Hope through Literacy


Transformation is a big buzz word around here… “transforming lives,” “transforming communities,” “transforming our world” etc. Churches, international aid organizations and political figures all throw the word around. Why? Because it denotes both a driving sense of purpose and a hope for the future. It stirs the yearning in our hearts for something greater. Transformation is not a passive, static word but one that implies growth and movement.

Religion, on the other hand, is often static. As Christians we can be passive, content and complacent in our faith. The word Christian simply becomes an impersonal label for our internal beliefs. Sometimes the only real actions associated with this term include attending Sunday morning church and praying before meals. Our spiritual lives become stagnant when we forget the transforming power of the gospel. Lately, our faith has been reduced to a mere adjective.

Yet here in this project, this church and this literacy program, I am seeing faith used as a verb like I never have before. Here, being a Christian does not mean, “what do you think about topics x, y and z?” but rather “what are you doing today to serve others and to serve God?” Here, actions are a direct manifestation of your beliefs. Even meetings include a biblical rational for the tasks at hand and jobs to be done. Religion and transformation are not opposites, they are complements. They are both dynamic, interdependent agents of change.

Christian Fellowship Church’s model for transformation around the world is called the P.E.A.C.E plan. Rick Warren, a bestselling Christian author and far right political activist, originally coined this term to get the people of his own congregation, Saddleback church, involved in global affairs. The letters stand for: Promote Reconciliation, Equip Servant Leaders, Assist the Poor,Care for the Sick and Educate the Next Generation. Churches all over the world are utilizing this model for missions and committing to tackle the “5 Global Giants” that this plan seeks to address: extreme poverty, illiteracy, egocentric leadership, spiritual emptiness, and pandemic disease. The ultimate goal is radical, beautiful change in the world around us. This plan of course aligns with many secular models for tackling poverty, such as the UN Millennium Development Goals. However, the P.E.A.C.E plan was not developed in imitation of another program, but rather in accordance with Jesus Christ’s example. He taught churches to be missional instead ofattractional. During his time on earth, Jesus did not remain seated on a throne inside the temple letting the righteous people come to him. No, he ventured into the world—seeking out the sick, the lost and the hungry. He met humans where they were, healed their infirmities and changed their hearts. Many churches solely focus on drawing people into their congregation and fail to go out into the world as Jesus did to seek those that truly need transformation.

My primary focus during this internship will be on the E in the P.E.A.C.Eplan—education. An adult literacy program called Nuestras Esperanzas,appropriately meaning “Our Hope” will undertake the problem of high illiteracy in the Northern Autonomous Region of Nicaragua.
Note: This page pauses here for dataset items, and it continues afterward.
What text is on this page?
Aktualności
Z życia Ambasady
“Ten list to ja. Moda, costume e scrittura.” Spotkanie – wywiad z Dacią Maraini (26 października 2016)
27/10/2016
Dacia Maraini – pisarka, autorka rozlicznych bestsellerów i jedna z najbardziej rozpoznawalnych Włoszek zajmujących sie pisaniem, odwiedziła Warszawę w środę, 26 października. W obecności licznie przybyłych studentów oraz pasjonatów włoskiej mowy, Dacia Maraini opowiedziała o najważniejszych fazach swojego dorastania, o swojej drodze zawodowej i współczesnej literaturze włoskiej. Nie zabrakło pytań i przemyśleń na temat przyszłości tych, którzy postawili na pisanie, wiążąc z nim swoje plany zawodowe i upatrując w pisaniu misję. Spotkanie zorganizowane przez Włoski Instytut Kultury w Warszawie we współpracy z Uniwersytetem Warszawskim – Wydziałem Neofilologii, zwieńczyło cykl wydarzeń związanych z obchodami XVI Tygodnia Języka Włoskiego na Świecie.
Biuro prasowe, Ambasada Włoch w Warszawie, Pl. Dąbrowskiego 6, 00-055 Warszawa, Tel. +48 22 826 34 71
Literacy can be transformational, no doubt. But what I have come to learn is that the concept encompasses much more than merely teaching people to read in order to help free them from the binds of poverty. It is really about empowerment.

In the view of Paolo Freire in Pedagogy of the Oppressed, literacy itself transforms people from passive objects, bound by a “culture of silence” to active subjects. He states, “those who, in learning to read and write, come to a new awareness of selfhood and begin to look critically at the social situation in which they find themselves, often take the initiative in acting to transform the society that denied them this opportunity of participation” (29). For Freire, becoming literate is more than learning to distinguish letter shapes and phonetic patterns, but it is truly about gaining the ability to think critically and theologically about the world around you. Literacy itself transforms something inactive into something active.

Next week as I embark on a journey to Nicaragua and engage in dialogue with the students and the teachers of the literacy program, I hope to observe this kind of empowerment through literacy. I am excited at the opportunity to enter their world and become a student myself as I learn from their stories and listen to their needs and desires. May my eyes be open to the potential of true, lasting transformation.